Eğer bunlar olmasaydı, şu 6 Şubat depreminde biz bütün bu ihtiyaçları deprem bölgelerine nasıl ulaştıracaktık? Bir taraftan uçaklarımız çalıştı, bir taraftan tırlarımız çalıştı, bir taraftan otobüsler yolcuları getirdi götürdü, bir taraftan uçaklarımız da deprem bölgesinden depremzedelerimizi ülkenin değişik yerlerine taşıdık. Hem de nasıl, dedik ki, ‘Ücretsiz taşıyacağız’, ücretsiz taşıdık. Çünkü devlet hakim-ül harameyn değildir, hadimü’l harameyndir.
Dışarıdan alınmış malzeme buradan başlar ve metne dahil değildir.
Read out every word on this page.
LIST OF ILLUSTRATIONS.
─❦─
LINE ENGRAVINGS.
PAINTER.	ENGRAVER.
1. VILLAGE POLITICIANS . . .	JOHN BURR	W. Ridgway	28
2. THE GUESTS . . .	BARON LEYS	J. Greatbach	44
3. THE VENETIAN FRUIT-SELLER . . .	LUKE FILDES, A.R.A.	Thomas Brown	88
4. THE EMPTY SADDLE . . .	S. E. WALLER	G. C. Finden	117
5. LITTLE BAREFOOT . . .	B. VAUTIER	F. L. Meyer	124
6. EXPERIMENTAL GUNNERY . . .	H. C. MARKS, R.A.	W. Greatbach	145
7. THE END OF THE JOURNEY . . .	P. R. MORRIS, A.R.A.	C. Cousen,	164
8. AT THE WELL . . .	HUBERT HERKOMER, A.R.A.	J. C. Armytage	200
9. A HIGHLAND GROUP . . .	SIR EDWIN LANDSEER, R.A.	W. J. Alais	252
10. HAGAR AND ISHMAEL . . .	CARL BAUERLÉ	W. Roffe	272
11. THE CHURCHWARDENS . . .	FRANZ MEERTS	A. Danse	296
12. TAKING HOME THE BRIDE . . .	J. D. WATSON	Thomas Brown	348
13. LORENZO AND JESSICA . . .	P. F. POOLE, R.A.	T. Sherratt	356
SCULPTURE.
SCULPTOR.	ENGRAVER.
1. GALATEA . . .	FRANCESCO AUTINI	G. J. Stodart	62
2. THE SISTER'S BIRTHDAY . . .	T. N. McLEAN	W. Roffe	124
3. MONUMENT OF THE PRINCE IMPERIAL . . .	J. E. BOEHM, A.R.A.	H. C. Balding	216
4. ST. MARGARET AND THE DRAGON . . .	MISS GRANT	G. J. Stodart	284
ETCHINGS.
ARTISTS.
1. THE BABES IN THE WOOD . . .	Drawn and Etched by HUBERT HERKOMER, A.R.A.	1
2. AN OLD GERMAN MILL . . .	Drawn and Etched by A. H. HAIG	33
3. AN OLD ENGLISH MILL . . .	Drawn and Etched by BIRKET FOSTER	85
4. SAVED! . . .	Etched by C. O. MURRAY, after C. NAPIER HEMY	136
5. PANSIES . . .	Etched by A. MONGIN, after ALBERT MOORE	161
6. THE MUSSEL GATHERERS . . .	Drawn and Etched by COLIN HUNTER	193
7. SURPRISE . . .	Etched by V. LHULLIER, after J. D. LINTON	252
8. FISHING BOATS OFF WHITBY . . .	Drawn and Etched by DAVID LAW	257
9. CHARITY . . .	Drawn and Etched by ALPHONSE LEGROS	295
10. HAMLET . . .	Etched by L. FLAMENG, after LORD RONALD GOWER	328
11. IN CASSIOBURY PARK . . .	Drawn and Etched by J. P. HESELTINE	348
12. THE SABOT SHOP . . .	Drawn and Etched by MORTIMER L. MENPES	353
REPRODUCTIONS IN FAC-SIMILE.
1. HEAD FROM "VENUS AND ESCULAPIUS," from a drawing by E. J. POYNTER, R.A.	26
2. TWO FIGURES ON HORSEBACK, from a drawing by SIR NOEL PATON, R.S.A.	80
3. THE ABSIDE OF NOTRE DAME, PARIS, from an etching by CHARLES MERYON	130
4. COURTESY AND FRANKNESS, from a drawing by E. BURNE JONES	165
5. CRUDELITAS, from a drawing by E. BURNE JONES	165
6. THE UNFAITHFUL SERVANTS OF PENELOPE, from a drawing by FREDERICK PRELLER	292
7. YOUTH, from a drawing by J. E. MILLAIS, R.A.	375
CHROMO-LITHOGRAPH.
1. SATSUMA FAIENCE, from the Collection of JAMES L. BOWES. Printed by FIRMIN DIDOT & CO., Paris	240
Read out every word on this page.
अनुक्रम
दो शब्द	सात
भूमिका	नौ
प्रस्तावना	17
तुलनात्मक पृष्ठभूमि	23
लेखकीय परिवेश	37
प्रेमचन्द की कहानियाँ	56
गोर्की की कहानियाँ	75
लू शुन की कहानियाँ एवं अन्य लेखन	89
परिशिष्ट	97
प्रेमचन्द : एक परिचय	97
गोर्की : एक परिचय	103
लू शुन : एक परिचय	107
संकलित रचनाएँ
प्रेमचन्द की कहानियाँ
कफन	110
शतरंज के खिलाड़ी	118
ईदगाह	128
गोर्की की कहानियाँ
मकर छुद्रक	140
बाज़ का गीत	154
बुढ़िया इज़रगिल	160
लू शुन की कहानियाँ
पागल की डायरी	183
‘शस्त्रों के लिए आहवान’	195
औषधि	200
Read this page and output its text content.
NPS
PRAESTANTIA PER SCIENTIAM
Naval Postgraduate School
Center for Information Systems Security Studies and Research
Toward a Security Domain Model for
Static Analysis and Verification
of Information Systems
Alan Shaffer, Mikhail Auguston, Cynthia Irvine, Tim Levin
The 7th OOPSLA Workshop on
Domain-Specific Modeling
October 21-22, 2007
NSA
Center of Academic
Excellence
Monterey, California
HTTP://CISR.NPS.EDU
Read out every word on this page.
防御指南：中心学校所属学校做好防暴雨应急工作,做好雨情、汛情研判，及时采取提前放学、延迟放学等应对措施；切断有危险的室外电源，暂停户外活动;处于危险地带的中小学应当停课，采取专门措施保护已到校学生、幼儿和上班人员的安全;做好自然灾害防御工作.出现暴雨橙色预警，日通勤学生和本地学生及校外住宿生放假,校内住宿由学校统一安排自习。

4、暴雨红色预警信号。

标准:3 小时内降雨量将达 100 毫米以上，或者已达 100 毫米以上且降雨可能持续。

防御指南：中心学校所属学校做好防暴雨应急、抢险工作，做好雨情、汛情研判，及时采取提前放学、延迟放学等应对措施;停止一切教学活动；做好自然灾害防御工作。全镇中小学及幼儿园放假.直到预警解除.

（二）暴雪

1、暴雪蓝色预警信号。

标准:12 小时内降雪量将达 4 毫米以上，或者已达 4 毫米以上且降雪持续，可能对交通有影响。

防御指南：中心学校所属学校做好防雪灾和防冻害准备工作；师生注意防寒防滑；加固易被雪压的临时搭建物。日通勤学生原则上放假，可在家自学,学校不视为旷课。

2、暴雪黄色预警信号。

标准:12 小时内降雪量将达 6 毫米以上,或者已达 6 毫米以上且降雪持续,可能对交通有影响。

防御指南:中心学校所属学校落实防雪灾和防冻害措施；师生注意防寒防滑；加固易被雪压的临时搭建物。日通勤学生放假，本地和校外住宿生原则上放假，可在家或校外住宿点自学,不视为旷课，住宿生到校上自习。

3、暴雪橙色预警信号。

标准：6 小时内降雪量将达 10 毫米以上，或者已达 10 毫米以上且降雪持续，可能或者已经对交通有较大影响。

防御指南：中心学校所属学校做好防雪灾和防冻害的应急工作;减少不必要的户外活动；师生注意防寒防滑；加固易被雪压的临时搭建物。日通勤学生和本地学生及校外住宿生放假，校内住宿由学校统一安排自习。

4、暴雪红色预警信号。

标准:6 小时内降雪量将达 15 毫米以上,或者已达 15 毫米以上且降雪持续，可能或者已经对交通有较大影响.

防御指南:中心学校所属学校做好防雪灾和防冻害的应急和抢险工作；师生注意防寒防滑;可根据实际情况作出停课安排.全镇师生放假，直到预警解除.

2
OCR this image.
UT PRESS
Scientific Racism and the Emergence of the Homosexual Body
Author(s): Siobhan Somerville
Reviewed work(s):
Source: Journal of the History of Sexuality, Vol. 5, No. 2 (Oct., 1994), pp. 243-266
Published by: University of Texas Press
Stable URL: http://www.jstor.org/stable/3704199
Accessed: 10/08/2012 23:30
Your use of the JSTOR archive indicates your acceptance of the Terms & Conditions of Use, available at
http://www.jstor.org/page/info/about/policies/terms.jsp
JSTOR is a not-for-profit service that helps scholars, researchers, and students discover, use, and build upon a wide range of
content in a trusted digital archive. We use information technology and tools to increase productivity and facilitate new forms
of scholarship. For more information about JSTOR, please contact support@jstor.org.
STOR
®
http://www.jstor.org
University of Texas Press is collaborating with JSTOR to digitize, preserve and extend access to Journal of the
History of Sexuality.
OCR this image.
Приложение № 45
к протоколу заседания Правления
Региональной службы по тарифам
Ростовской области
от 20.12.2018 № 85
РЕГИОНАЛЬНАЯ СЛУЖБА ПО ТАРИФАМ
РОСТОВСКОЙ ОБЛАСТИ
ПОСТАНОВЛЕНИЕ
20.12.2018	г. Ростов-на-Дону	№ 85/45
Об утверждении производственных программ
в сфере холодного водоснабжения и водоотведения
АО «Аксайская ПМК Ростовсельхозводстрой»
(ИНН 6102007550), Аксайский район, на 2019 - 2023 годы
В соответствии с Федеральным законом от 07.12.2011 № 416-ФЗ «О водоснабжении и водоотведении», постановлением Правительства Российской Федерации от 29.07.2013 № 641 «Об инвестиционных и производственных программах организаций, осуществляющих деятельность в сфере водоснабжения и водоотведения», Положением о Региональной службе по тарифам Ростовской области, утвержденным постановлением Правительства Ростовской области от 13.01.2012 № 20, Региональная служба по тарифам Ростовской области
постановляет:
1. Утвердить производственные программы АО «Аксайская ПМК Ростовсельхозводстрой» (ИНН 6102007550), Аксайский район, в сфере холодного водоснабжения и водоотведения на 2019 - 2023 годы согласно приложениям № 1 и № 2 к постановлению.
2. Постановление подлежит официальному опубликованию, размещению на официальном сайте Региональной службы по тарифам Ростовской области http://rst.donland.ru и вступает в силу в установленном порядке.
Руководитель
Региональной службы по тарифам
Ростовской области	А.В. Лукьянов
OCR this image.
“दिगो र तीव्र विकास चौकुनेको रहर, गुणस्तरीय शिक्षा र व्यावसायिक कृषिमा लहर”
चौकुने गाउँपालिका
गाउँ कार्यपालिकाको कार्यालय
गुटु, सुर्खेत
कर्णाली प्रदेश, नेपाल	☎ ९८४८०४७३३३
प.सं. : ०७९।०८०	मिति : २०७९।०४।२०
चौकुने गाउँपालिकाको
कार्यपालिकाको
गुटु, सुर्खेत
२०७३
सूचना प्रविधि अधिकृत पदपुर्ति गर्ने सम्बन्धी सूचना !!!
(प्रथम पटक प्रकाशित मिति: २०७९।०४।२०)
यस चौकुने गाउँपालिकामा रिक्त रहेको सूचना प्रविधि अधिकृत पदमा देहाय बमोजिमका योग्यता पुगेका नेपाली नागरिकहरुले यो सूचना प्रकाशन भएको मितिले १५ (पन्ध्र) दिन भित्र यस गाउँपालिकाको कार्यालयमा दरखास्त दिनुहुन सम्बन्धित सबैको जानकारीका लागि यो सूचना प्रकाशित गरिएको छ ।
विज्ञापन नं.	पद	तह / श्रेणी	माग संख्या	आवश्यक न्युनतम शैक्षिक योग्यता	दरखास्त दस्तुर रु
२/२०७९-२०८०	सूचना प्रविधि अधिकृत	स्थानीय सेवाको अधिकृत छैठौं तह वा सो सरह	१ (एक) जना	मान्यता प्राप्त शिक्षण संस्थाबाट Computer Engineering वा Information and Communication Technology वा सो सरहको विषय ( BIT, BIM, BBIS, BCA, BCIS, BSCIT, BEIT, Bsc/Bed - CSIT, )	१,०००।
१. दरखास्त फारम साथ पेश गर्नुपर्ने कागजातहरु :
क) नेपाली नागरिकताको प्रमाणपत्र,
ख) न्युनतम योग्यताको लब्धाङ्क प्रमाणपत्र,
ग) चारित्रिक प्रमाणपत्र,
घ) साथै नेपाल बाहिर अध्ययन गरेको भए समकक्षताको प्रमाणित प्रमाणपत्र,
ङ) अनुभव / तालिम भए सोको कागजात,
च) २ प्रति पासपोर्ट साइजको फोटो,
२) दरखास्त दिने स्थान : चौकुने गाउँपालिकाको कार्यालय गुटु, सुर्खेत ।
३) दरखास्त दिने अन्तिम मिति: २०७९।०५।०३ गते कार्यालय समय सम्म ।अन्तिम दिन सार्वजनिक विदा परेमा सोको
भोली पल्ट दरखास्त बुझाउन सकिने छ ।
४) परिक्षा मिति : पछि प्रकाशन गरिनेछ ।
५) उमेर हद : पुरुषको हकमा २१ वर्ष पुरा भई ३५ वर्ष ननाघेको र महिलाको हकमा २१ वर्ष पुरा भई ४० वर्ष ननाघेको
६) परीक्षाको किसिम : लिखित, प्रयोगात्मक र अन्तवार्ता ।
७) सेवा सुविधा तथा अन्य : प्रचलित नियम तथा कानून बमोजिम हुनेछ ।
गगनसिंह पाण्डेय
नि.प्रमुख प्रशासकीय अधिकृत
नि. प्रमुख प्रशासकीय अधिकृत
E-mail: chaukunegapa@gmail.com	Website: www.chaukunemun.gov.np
Şayet biz, ülkemizi gergef gibi yollarla örmeseydik Türkiye’yi buralara getirebilir miydik? Yol yapmasaydık 2003 yılından bu yana 251 milyar dolardan fazla doğrudan yatırım çekebilir miydik? Yol yapmasaydık her yıl ekonomimizi yüzde 5 oranında büyütebilir, istihdamı 32 milyona çıkarabilir miydik?

78’ten 208’e kadar üniversitelerimizin sayısını da ne yaptık, arttırdık. Göreve geldiğimizde bu bölge var ya bu bölge, burası, çukur, çamur, bütün pisliklerle dolu olan bir yerdi. İsminin Ataşehir olmasına bakmayın, Ata’yla uzaktan yakından alakası yoktu buranın. Burası öyle bir yerdi. Bugün Fikirtepe’de kentsel dönüşümün açılışını yapacağız. Orası da yine berbat bir yerdi. Orada bir tane köşk vardı, o köşkün dışında tamamen rezaletti. Orayı kentsel dönüşümle aldık, bugünkü hâle getirdik.

“GELİNCE UÇAKLARI SATACAKMIŞ. PEKİ YA ŞİMDİ UÇAK KİRALIYORSUN. DEMEK Kİ KİRALAYACAK İMKÂNLARI DA VAR”

Ümraniye çöplüğünün ne hâle geldiğini, oranın belediye başkanı kimdi, CHP’li bir belediye başkanıydı. O çöplük patladı, orada 39 vatandaşımız öldü. Çünkü CHP bu demektir. Orayı yeşil, milli park hâline daha sonra biz getirdik. Biz yol yaparak Türkiye’yi, İstanbul’u finans merkezi yaparak stratejik bir projeyi hayata geçirebilecek modern bir alt yapı ve vizyona kavuşturduk. Tüm bunların yanında biz yol yaparak, otoyol yaparak, 31 yeni havalimanı inşa ederek bay bay Kemal ve ortaklarının özel uçakla il il dolaşmasını kolaylaştırdık. Ne diyor, gelince uçakları satacakmış. Peki ya şimdi uçak kiralıyorsun, onunla gidiyorsun. Demek ki kiralayacak imkânları da var. Onunla beraber seyahatlerini yapıyor. Bu millet, bu milletin kendi uçaklarını bunlara asla devretmeyecek, ben buna inanıyorum.”